🤖 AI Summary
This work addresses the challenge of ill-posed inverse problems in compressed sensing MRI (CS-MRI) reconstruction under limited training data or computational resources, where conventional unsupervised generative models often suffer from slow convergence and overfitting to noise. To mitigate this, the authors propose a cognitive-load-guided self-paced curriculum learning framework that formulates reconstruction as a staged inversion process: it initially focuses on low-frequency, high signal-to-noise ratio k-space data and progressively incorporates high-frequency or noise-dominated measurements. Learning difficulty is dynamically modulated through a dual mechanism of soft weighting and hard selection. By integrating Deep Image Prior (DIP) and Implicit Neural Representations (INR), the framework yields two variants—CogGen-DIP and CogGen-INR—that significantly enhance reconstruction fidelity and convergence speed in unsupervised settings, achieving performance comparable to certain supervised methods.
📝 Abstract
Fully unsupervised deep generative modeling (FU-DGM) is promising for compressively sampled MRI (CS-MRI) when training data or compute are limited. Classical FU-DGMs such as DIP and INR rely on architectural priors, but the ill-conditioned inverse problem often demands many iterations and easily overfits measurement noise. We propose CogGen, a cognitive-load-informed FU-DGM that casts CS-MRI as staged inversion and regulates task-side"cognitive load"by progressively scheduling intrinsic difficulty and extraneous interference.
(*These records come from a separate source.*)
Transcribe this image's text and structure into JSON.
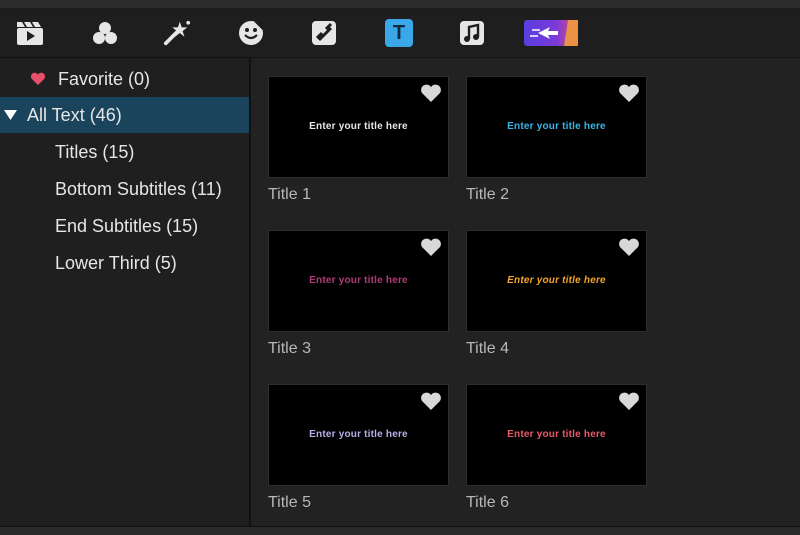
{
  "toolbar": {
    "icons": [
      "media-icon",
      "effects-icon",
      "magic-wand-icon",
      "sticker-icon",
      "transition-icon",
      "text-icon",
      "music-icon",
      "premium-promo-icon"
    ],
    "active_icon": "text-icon",
    "text_icon_glyph": "T",
    "active_color": "#3aa8e8"
  },
  "sidebar": {
    "items": [
      {
        "label": "Favorite (0)",
        "icon": "heart-icon"
      },
      {
        "label": "All Text (46)",
        "icon": "expanded-triangle-icon",
        "selected": true
      },
      {
        "label": "Titles (15)"
      },
      {
        "label": "Bottom Subtitles (11)"
      },
      {
        "label": "End Subtitles (15)"
      },
      {
        "label": "Lower Third (5)"
      }
    ],
    "selected_color": "#19445c",
    "heart_color": "#e8506a"
  },
  "cards": [
    {
      "label": "Title 1",
      "preview_text": "Enter your title here",
      "preview_color": "#e8e8e8"
    },
    {
      "label": "Title 2",
      "preview_text": "Enter your title here",
      "preview_color": "#3ab4e6"
    },
    {
      "label": "Title 3",
      "preview_text": "Enter your title here",
      "preview_color": "#b23a7a"
    },
    {
      "label": "Title 4",
      "preview_text": "Enter your title here",
      "preview_color": "#f2a52a"
    },
    {
      "label": "Title 5",
      "preview_text": "Enter your title here",
      "preview_color": "#b7b0e8"
    },
    {
      "label": "Title 6",
      "preview_text": "Enter your title here",
      "preview_color": "#e85a6a"
    }
  ]
}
CogGen replaces uniform data fitting with an easy-to-hard k-space weighting/selection strategy: early iterations emphasize low-frequency, high-SNR, structure-dominant samples, while higher-frequency or noise-dominated measurements are introduced later. We realize this schedule through self-paced curriculum learning (SPCL) with complementary criteria: a student mode that reflects what the model can currently learn and a teacher mode that indicates what it should follow, supporting both soft weighting and hard selection. Experiments and analyses show that CogGen-DIP and CogGen-INR improve reconstruction fidelity and convergence behavior compared with strong unsupervised baselines and competitive supervised pipelines.